Priti Patel hit back on Monday, saing: “Social media companies like WhatsApp have a moral duty to protect children from horrific abuse on their platforms. Facebook’s end-to-end encryption plans will be detrimental to law enforcement’s ability to tackle this abuse, as well as the risk posed by terrorists who wish to inflict maximum harm on the public.

“We must work together to find a mutually acceptable way to protect public safety without compromising user privacy.”

WhatsApp says that it sends hundreds of thousands of reports of potential child exploitation, significantly more than rival messaging apps, without limiting encryption.

It scans the pictures of group messages, lets users report illegal activity, and looks at metadata such as patterns around people joining groups to determine if illegal activity might be happening.

Facebook’s plans to add end-to-end encryption to Messenger, which results in millions of child abuse reports a year, have been attacked as threatening children’s safety. The company says it is working on new tools that would enable it to identify suspected illegal activity ahead of making the switch next year.

“Facebook’s end-to-end encryption plans will be detrimental to law enforcement’s ability to tackle this abuse, as well as the risk posed by terrorists who wish to inflict maximum harm on the public.
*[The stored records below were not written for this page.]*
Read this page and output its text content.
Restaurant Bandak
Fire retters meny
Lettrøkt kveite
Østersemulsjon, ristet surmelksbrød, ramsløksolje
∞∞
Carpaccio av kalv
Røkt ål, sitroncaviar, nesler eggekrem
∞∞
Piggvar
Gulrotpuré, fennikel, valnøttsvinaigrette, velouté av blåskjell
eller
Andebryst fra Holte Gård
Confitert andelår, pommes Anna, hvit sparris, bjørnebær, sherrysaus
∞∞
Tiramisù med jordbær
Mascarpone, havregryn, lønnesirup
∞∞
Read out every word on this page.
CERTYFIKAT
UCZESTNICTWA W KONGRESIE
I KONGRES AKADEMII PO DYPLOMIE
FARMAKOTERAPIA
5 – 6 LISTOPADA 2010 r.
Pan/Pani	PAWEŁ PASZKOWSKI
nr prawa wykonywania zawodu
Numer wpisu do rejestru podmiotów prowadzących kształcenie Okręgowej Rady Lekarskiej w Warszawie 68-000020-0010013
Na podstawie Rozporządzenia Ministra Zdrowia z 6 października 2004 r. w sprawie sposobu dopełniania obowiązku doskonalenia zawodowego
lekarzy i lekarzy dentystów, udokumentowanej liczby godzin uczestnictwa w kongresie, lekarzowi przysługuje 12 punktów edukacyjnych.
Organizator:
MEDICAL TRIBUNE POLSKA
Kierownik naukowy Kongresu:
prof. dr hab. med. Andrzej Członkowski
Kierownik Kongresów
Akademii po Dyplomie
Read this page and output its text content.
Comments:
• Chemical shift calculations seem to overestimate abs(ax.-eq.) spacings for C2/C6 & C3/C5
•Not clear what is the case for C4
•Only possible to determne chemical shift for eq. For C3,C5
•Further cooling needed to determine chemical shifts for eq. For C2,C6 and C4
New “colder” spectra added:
“We must work together to find a mutually acceptable way to protect public safety without compromising user privacy.”

Mr Cathcart’s comments come as iPhone maker Apple comes under pressure over a new encryption tool that is being built for its web browser, Safari.

Apple last week revealed its new “Private Relay”, a tool that will be built into its iCloud service and apps. The paid-for feature will encrypt network traffic from Apple devices and mask websites they are visiting.

Speaking last week, Mike Abbott, VP of engineering at Apple, said: “It ensures traffic leaving your device is encrypted, so no one can intercept and read it. It is designed so no one, including Apple, can see who you are and what sites you are visiting.”

Apple said this will stop advertisers tracking users across the web and improve their user privacy.

But the new feature sparked warnings from child safety campaigners and concerns over how it could obstruct law enforcement.

Andy Burrows, head of child safety policy at the NSPCC, said: “Apple must urgently set out how they have considered the child protection implications of Private Relay and show they have taken appropriate steps to mitigate the potential risks.”

Apple declined to comment.

This story was updated at 6:23pm on Monday June 14 to include a statement from Priti Patel.